Preserving Britain’s crucial contribution to IT

Colossi problem

"They were all here in 1994 when we opened up this building as the exhibition area. It happened to be the first building that [former site owner] BT released and allowed us to come into," added Margaret.

Tony Sale chose the museum’s current rooms in the Bletchley Park, called Block H, because his research had identified the building as one of those that had originally housed the Colossi.

“The next marker was 2005,” says Margaret. That year, the TNMoC became an independent charity, separate from the Bletchley Park Trust.

“That was brought about simply because by that time we had got Colossus up and running and the hierarchy of Bletchley Park decided they wanted this particular building, and were going to have it demolished for yet more housing," says Margaret. "I’m afraid the team who started the computer museum along with the Colossus rebuild rebelled at that, and that’s when we became a separate entity.”

A two-year fight for the right to remain in the historic Block H followed, but eventually an agreement was reached that allowed TNMoC to continue to operate on trust property. “Most people think the computer museum started in 2007 when we started paying rent to Bletchley Park, but that’s only because it took us a long while to fight for the lease.”

Since then, the museum has expanded, building on its Colossus and Tunny codebreaking galleries with major mainframe and microcomputing sections and, more recently, the addition of the 1951 Harwell Dekatron WITCH (Wolverhampton Instrument for Teaching Computation from Harwell), the World’s oldest original working digital computer; a new, Google-sponsored Women in Computing gallery; the National Physics Lab-backed Internet gallery; sections on pre-electronic computational equipment and analogue computers; and now the EDSAC reconstruction project, an attempt to replicate Cambridge University’s ground-breaking stored-program computer, the first digital computer to provide computing as a service.

Meanwhile, the relationship between TNMoC and the trust, both with their own ideas about the story the Bletchley Park site should convey to its many visitors, has never been entirely easy.

What might be described as a Cold War between the two organisations warmed up early in 2014 as a result of an argument over access to Block H.

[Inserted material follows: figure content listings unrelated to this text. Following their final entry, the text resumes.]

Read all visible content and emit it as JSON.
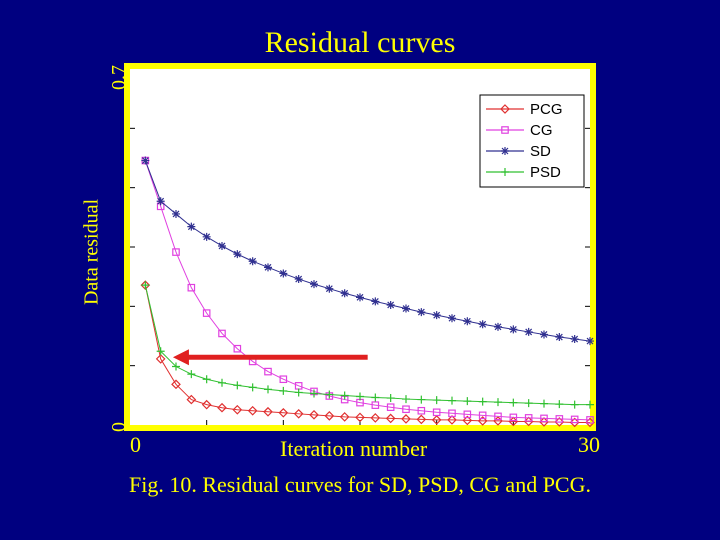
{
  "chart_data": {
    "type": "line",
    "title": "Residual curves",
    "xlabel": "Iteration number",
    "ylabel": "Data residual",
    "x_tick_labels": [
      "0",
      "30"
    ],
    "y_tick_labels": [
      "0",
      "0.7"
    ],
    "xlim": [
      0,
      30
    ],
    "ylim": [
      0,
      0.7
    ],
    "legend_position": "top-right",
    "x": [
      1,
      2,
      3,
      4,
      5,
      6,
      7,
      8,
      9,
      10,
      11,
      12,
      13,
      14,
      15,
      16,
      17,
      18,
      19,
      20,
      21,
      22,
      23,
      24,
      25,
      26,
      27,
      28,
      29,
      30
    ],
    "series": [
      {
        "name": "PCG",
        "color": "#e03030",
        "marker": "diamond",
        "values": [
          0.275,
          0.13,
          0.08,
          0.05,
          0.04,
          0.034,
          0.03,
          0.028,
          0.026,
          0.024,
          0.022,
          0.02,
          0.018,
          0.016,
          0.015,
          0.014,
          0.013,
          0.012,
          0.011,
          0.01,
          0.01,
          0.009,
          0.008,
          0.008,
          0.007,
          0.007,
          0.006,
          0.006,
          0.005,
          0.005
        ]
      },
      {
        "name": "CG",
        "color": "#e040e0",
        "marker": "square",
        "values": [
          0.52,
          0.43,
          0.34,
          0.27,
          0.22,
          0.18,
          0.15,
          0.125,
          0.105,
          0.09,
          0.077,
          0.066,
          0.057,
          0.05,
          0.044,
          0.039,
          0.035,
          0.031,
          0.028,
          0.025,
          0.023,
          0.021,
          0.019,
          0.017,
          0.015,
          0.014,
          0.013,
          0.012,
          0.011,
          0.01
        ]
      },
      {
        "name": "SD",
        "color": "#303090",
        "marker": "star",
        "values": [
          0.52,
          0.44,
          0.415,
          0.39,
          0.37,
          0.352,
          0.336,
          0.322,
          0.31,
          0.298,
          0.287,
          0.277,
          0.268,
          0.259,
          0.251,
          0.243,
          0.236,
          0.229,
          0.222,
          0.216,
          0.21,
          0.204,
          0.198,
          0.193,
          0.188,
          0.183,
          0.178,
          0.173,
          0.169,
          0.165
        ]
      },
      {
        "name": "PSD",
        "color": "#30c030",
        "marker": "plus",
        "values": [
          0.275,
          0.145,
          0.115,
          0.1,
          0.09,
          0.083,
          0.078,
          0.074,
          0.07,
          0.067,
          0.064,
          0.062,
          0.06,
          0.058,
          0.056,
          0.054,
          0.053,
          0.051,
          0.05,
          0.049,
          0.048,
          0.047,
          0.046,
          0.045,
          0.044,
          0.043,
          0.042,
          0.041,
          0.04,
          0.04
        ]
      }
    ]
  },
  "caption": "Fig. 10. Residual curves for SD, PSD, CG and PCG.",
  "colors": {
    "background": "#000080",
    "text": "#ffff00",
    "frame": "#ffff00",
    "plot_background": "#ffffff",
    "arrow": "#e02020"
  }
}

That spat, says Margaret, is “all behind us now”, and the museum’s efforts are now dedicated to establishing itself as a visitor destination in its own right, and to providing what newly installed Museum Director Derek Taylor calls a more professional experience.

If the fight with Bletchley Park told the TNMoC’s own trustees one thing, it was that it if wanted the museum to be considered a visitor attraction capable of matching the stature of its better-known neighbour, it was time that TNMoC grew up. Enter Taylor, who came on board this past December.

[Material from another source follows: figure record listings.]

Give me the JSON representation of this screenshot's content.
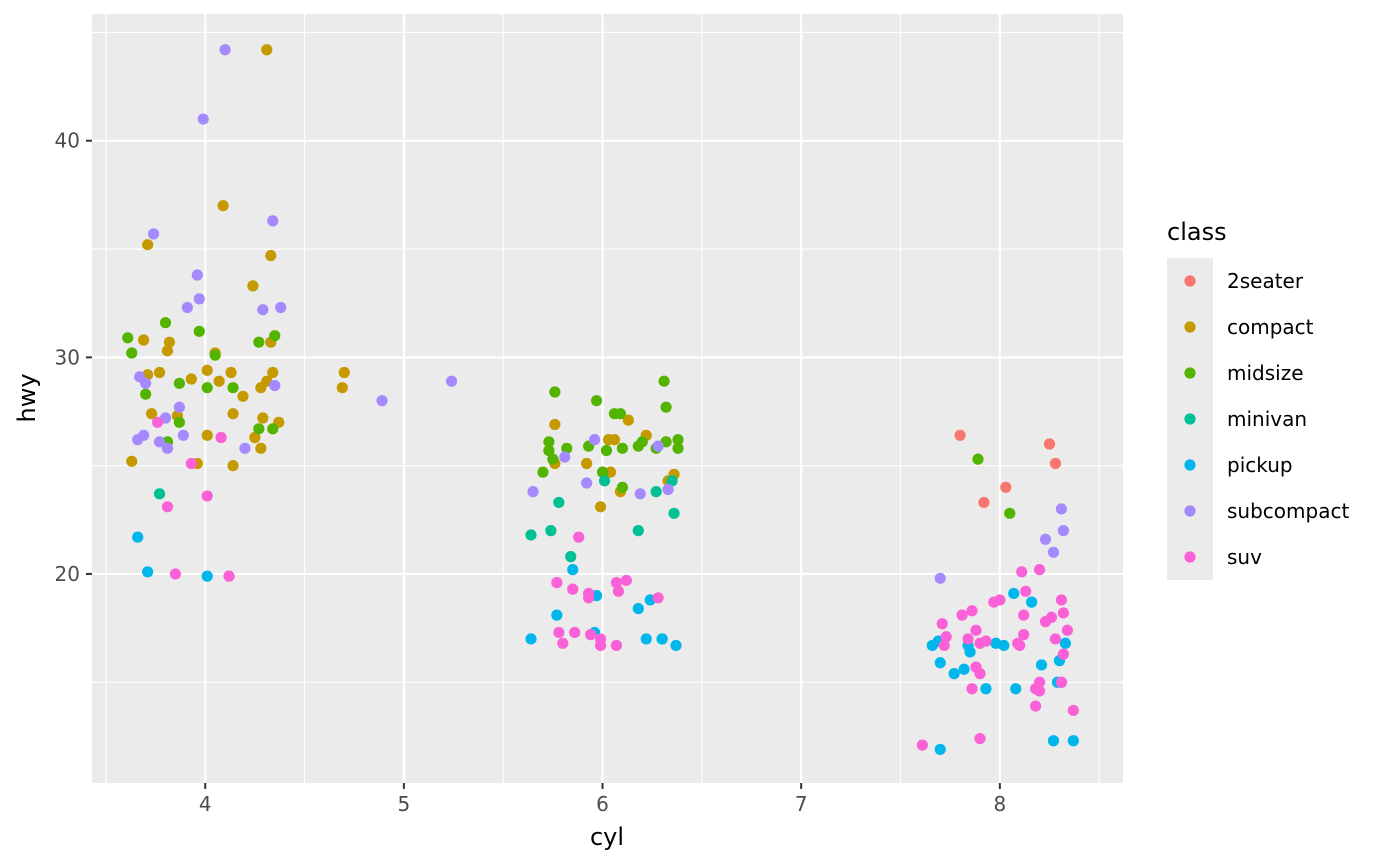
{
  "chart_data": {
    "type": "scatter",
    "xlabel": "cyl",
    "ylabel": "hwy",
    "xlim": [
      3.43,
      8.62
    ],
    "ylim": [
      10.35,
      45.85
    ],
    "x_ticks": [
      4,
      5,
      6,
      7,
      8
    ],
    "x_tick_labels": [
      "4",
      "5",
      "6",
      "7",
      "8"
    ],
    "y_ticks": [
      20,
      30,
      40
    ],
    "y_tick_labels": [
      "20",
      "30",
      "40"
    ],
    "grid": true,
    "legend": {
      "title": "class",
      "position": "right",
      "entries": [
        "2seater",
        "compact",
        "midsize",
        "minivan",
        "pickup",
        "subcompact",
        "suv"
      ]
    },
    "series": [
      {
        "name": "2seater",
        "color": "#F8766D",
        "points": [
          [
            7.8,
            26.4
          ],
          [
            8.25,
            26
          ],
          [
            8.28,
            25.1
          ],
          [
            8.03,
            24
          ],
          [
            7.92,
            23.3
          ]
        ]
      },
      {
        "name": "compact",
        "color": "#C49A00",
        "points": [
          [
            4.31,
            44.2
          ],
          [
            4.09,
            37
          ],
          [
            3.71,
            35.2
          ],
          [
            4.33,
            34.7
          ],
          [
            4.24,
            33.3
          ],
          [
            3.69,
            30.8
          ],
          [
            3.82,
            30.7
          ],
          [
            4.33,
            30.7
          ],
          [
            3.81,
            30.3
          ],
          [
            4.05,
            30.2
          ],
          [
            4.01,
            29.4
          ],
          [
            4.13,
            29.3
          ],
          [
            4.34,
            29.3
          ],
          [
            3.71,
            29.2
          ],
          [
            3.77,
            29.3
          ],
          [
            3.93,
            29
          ],
          [
            4.07,
            28.9
          ],
          [
            4.31,
            28.9
          ],
          [
            4.28,
            28.6
          ],
          [
            4.69,
            28.6
          ],
          [
            4.7,
            29.3
          ],
          [
            4.19,
            28.2
          ],
          [
            3.73,
            27.4
          ],
          [
            4.14,
            27.4
          ],
          [
            3.86,
            27.3
          ],
          [
            4.29,
            27.2
          ],
          [
            4.37,
            27
          ],
          [
            4.01,
            26.4
          ],
          [
            4.25,
            26.3
          ],
          [
            4.28,
            25.8
          ],
          [
            3.63,
            25.2
          ],
          [
            3.96,
            25.1
          ],
          [
            4.14,
            25
          ],
          [
            5.76,
            26.9
          ],
          [
            6.13,
            27.1
          ],
          [
            6.22,
            26.4
          ],
          [
            6.03,
            26.2
          ],
          [
            6.06,
            26.2
          ],
          [
            5.92,
            25.1
          ],
          [
            6.04,
            24.7
          ],
          [
            6.36,
            24.6
          ],
          [
            6.09,
            23.8
          ],
          [
            5.99,
            23.1
          ],
          [
            5.76,
            25.1
          ],
          [
            6.33,
            24.3
          ]
        ]
      },
      {
        "name": "midsize",
        "color": "#53B400",
        "points": [
          [
            3.61,
            30.9
          ],
          [
            3.8,
            31.6
          ],
          [
            3.97,
            31.2
          ],
          [
            4.35,
            31
          ],
          [
            4.27,
            30.7
          ],
          [
            3.63,
            30.2
          ],
          [
            4.05,
            30.1
          ],
          [
            3.87,
            28.8
          ],
          [
            4.14,
            28.6
          ],
          [
            4.01,
            28.6
          ],
          [
            3.7,
            28.3
          ],
          [
            4.27,
            26.7
          ],
          [
            4.34,
            26.7
          ],
          [
            3.87,
            27
          ],
          [
            3.81,
            26.1
          ],
          [
            5.76,
            28.4
          ],
          [
            5.97,
            28
          ],
          [
            6.31,
            28.9
          ],
          [
            6.32,
            27.7
          ],
          [
            6.06,
            27.4
          ],
          [
            6.09,
            27.4
          ],
          [
            5.73,
            26.1
          ],
          [
            5.73,
            25.7
          ],
          [
            5.82,
            25.8
          ],
          [
            5.93,
            25.9
          ],
          [
            6.02,
            25.7
          ],
          [
            6.1,
            25.8
          ],
          [
            6.18,
            25.9
          ],
          [
            6.27,
            25.8
          ],
          [
            6.32,
            26.1
          ],
          [
            6.38,
            26.2
          ],
          [
            6.38,
            25.8
          ],
          [
            6.2,
            26.1
          ],
          [
            5.7,
            24.7
          ],
          [
            6.0,
            24.7
          ],
          [
            6.1,
            24
          ],
          [
            5.75,
            25.3
          ],
          [
            7.89,
            25.3
          ],
          [
            8.05,
            22.8
          ]
        ]
      },
      {
        "name": "minivan",
        "color": "#00C094",
        "points": [
          [
            3.77,
            23.7
          ],
          [
            5.64,
            21.8
          ],
          [
            5.74,
            22
          ],
          [
            5.78,
            23.3
          ],
          [
            5.84,
            20.8
          ],
          [
            6.01,
            24.3
          ],
          [
            6.18,
            22
          ],
          [
            6.27,
            23.8
          ],
          [
            6.36,
            22.8
          ],
          [
            6.35,
            24.3
          ],
          [
            6.3,
            17
          ]
        ]
      },
      {
        "name": "pickup",
        "color": "#00B6EB",
        "points": [
          [
            3.66,
            21.7
          ],
          [
            3.71,
            20.1
          ],
          [
            4.01,
            19.9
          ],
          [
            5.64,
            17
          ],
          [
            5.77,
            18.1
          ],
          [
            5.85,
            20.2
          ],
          [
            5.97,
            19
          ],
          [
            5.96,
            17.3
          ],
          [
            6.18,
            18.4
          ],
          [
            6.24,
            18.8
          ],
          [
            6.22,
            17
          ],
          [
            6.3,
            17
          ],
          [
            6.37,
            16.7
          ],
          [
            7.66,
            16.7
          ],
          [
            7.69,
            16.9
          ],
          [
            7.7,
            15.9
          ],
          [
            7.77,
            15.4
          ],
          [
            7.82,
            15.6
          ],
          [
            7.84,
            16.7
          ],
          [
            7.85,
            16.4
          ],
          [
            7.93,
            14.7
          ],
          [
            7.98,
            16.8
          ],
          [
            8.02,
            16.7
          ],
          [
            8.07,
            19.1
          ],
          [
            8.08,
            14.7
          ],
          [
            8.16,
            18.7
          ],
          [
            8.21,
            15.8
          ],
          [
            8.27,
            12.3
          ],
          [
            8.29,
            15
          ],
          [
            8.3,
            16
          ],
          [
            8.33,
            16.8
          ],
          [
            8.37,
            12.3
          ],
          [
            7.7,
            11.9
          ],
          [
            8.31,
            15
          ]
        ]
      },
      {
        "name": "subcompact",
        "color": "#A58AFF",
        "points": [
          [
            4.1,
            44.2
          ],
          [
            3.99,
            41
          ],
          [
            3.74,
            35.7
          ],
          [
            4.34,
            36.3
          ],
          [
            3.96,
            33.8
          ],
          [
            3.97,
            32.7
          ],
          [
            3.91,
            32.3
          ],
          [
            4.38,
            32.3
          ],
          [
            4.29,
            32.2
          ],
          [
            4.89,
            28
          ],
          [
            5.24,
            28.9
          ],
          [
            3.67,
            29.1
          ],
          [
            3.7,
            28.8
          ],
          [
            4.35,
            28.7
          ],
          [
            3.87,
            27.7
          ],
          [
            3.8,
            27.2
          ],
          [
            3.77,
            26.1
          ],
          [
            3.89,
            26.4
          ],
          [
            3.69,
            26.4
          ],
          [
            3.66,
            26.2
          ],
          [
            4.2,
            25.8
          ],
          [
            3.81,
            25.8
          ],
          [
            5.65,
            23.8
          ],
          [
            5.81,
            25.4
          ],
          [
            5.92,
            24.2
          ],
          [
            5.96,
            26.2
          ],
          [
            6.19,
            23.7
          ],
          [
            6.28,
            25.9
          ],
          [
            6.33,
            23.9
          ],
          [
            7.7,
            19.8
          ],
          [
            8.23,
            21.6
          ],
          [
            8.27,
            21
          ],
          [
            8.31,
            23
          ],
          [
            8.32,
            22
          ]
        ]
      },
      {
        "name": "suv",
        "color": "#FB61D7",
        "points": [
          [
            3.76,
            27
          ],
          [
            4.08,
            26.3
          ],
          [
            3.93,
            25.1
          ],
          [
            3.81,
            23.1
          ],
          [
            4.01,
            23.6
          ],
          [
            3.85,
            20
          ],
          [
            4.12,
            19.9
          ],
          [
            5.88,
            21.7
          ],
          [
            5.77,
            19.6
          ],
          [
            5.85,
            19.3
          ],
          [
            5.93,
            19.1
          ],
          [
            5.93,
            18.9
          ],
          [
            6.07,
            19.6
          ],
          [
            6.12,
            19.7
          ],
          [
            6.08,
            19.2
          ],
          [
            6.28,
            18.9
          ],
          [
            5.78,
            17.3
          ],
          [
            5.86,
            17.3
          ],
          [
            5.94,
            17.2
          ],
          [
            5.99,
            17
          ],
          [
            5.8,
            16.8
          ],
          [
            5.99,
            16.7
          ],
          [
            6.07,
            16.7
          ],
          [
            7.61,
            12.1
          ],
          [
            7.9,
            12.4
          ],
          [
            7.71,
            17.7
          ],
          [
            7.73,
            17.1
          ],
          [
            7.72,
            16.7
          ],
          [
            7.81,
            18.1
          ],
          [
            7.86,
            18.3
          ],
          [
            7.88,
            17.4
          ],
          [
            7.84,
            17
          ],
          [
            7.9,
            16.8
          ],
          [
            7.93,
            16.9
          ],
          [
            7.88,
            15.7
          ],
          [
            7.9,
            15.4
          ],
          [
            7.86,
            14.7
          ],
          [
            7.97,
            18.7
          ],
          [
            8.0,
            18.8
          ],
          [
            8.11,
            20.1
          ],
          [
            8.2,
            20.2
          ],
          [
            8.13,
            19.2
          ],
          [
            8.12,
            18.1
          ],
          [
            8.12,
            17.2
          ],
          [
            8.09,
            16.8
          ],
          [
            8.1,
            16.7
          ],
          [
            8.23,
            17.8
          ],
          [
            8.26,
            18
          ],
          [
            8.28,
            17
          ],
          [
            8.31,
            18.8
          ],
          [
            8.32,
            18.2
          ],
          [
            8.34,
            17.4
          ],
          [
            8.32,
            16.3
          ],
          [
            8.2,
            15
          ],
          [
            8.18,
            14.7
          ],
          [
            8.2,
            14.6
          ],
          [
            8.18,
            13.9
          ],
          [
            8.31,
            15
          ],
          [
            8.37,
            13.7
          ]
        ]
      }
    ]
  }
}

“The role I was asked to perform was to bring to the museum some better structure, better organisation, and to try and get us on a more stable financial footing,” he says. Taylor has already expanded the organisation’s administrative structure, taking on marketing manager Wendy James in January this year and expects soon to hire a full-time administrator to manage the day-to-day running of a major museum.

“We get loads of inquiries from schools and corporates,” says Taylor, “and we’ve just got to get better at the job of processing those in order to support the museum.”

TNMoC has done a good job preserving its collection, making those artifacts accessible to visitors and telling the story of British IT, but today’s museum professionals know that no matter how high the educational value of what they are showing, if their institutions are to prosper, they have to compete essentially as players in the entertainment business too.